Gli ibridi consentono a tutti i giocatori di fermare la palla da 220 metri in poco spazio. Chi ha troppo spin trova subito una palla che glielo aumenta e viceversa.
Oggi c’è una risposta per tutto e quindi un grande aiuto per i meno dotati.
Come abbiamo detto in precedenza, stringere i fairway e indurire i green è sicuramente una buona soluzione per alzare gli score ma non certo per mettere in difficoltà i picchiatori.
Chi tira più lungo, una volta in rough, avrà comunque il vantaggio di essere più vicino alla bandiera rispetto ai giocatori più corti, avrà quindi un bastone con più loft e maggior possibilità di fermare la palla in green.
Solo un disegno del fairway a imbuto potrebbe penalizzare i lunghi, ovvero un fairway che va via via stringendosi dai 270 metri in poi. In alcuni percorsi vengono infatti strette le zone di atterraggio intorno ai 280 metri con bunker od ostacoli d’acqua.
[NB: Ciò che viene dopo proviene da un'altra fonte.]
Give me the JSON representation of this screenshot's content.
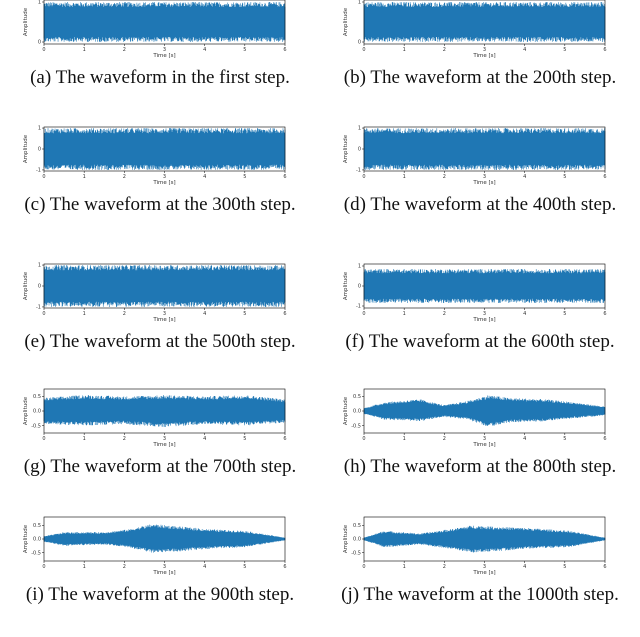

Personalmente non condivido questo metodo: credo sia ingiusto non dare credito a chi sa tirare la palla lunga!
Una soluzione per esaltare le qualità dei più precisi potrebbe essere un rough che ti obbliga sempre a buttare fuori la palla lateralmente e quindi a dover perdere automaticamente un colpo.
Questo tipo di preparazione, spesso usata nei major, potrebbe fare la differenza e obbligare tutti i giocatori a essere più accurati con il primo colpo, senza quindi necessariamente penalizzare i più lunghi o favorire i più corti.
Ma questa soluzione non si può sempre attuare, allungherebbe di molto il giro in termini di ore di gioco!
Ricordiamoci che non tutti i flight hanno il pubblico al seguito che ti indica dove è andata la palla e non tutti i tornei hanno volontari a bordo fairway.
Quello che mi piacerebbe vedere in una stagione sul Tour europeo sono campi di svariata lunghezza e tipologia ma simili come preparazione.
Il che non vuol dire che tutti necessariamente debbano preparare il percorso come un major, perché sarebbe impossibile da pretendere, ma per lo meno che vi sia una linea guida da seguire per alzare la qualità dei campi.
La grande differenza tra Europa e Stati Uniti in questo momento è proprio questa: negli USA ogni torneo sembra essere una sorta di piccolo major sotto tutti gli aspetti, pubblico, montepremi, qualità dei campi e delle facilities.
In Europa, sia per le condizioni climatiche che per la dispersione territoriale del circuito che spazia in diversi Continenti, si giocano ancora molti eventi in percorsi non da Tour, con condizioni di campo non adeguate al livello della situazione.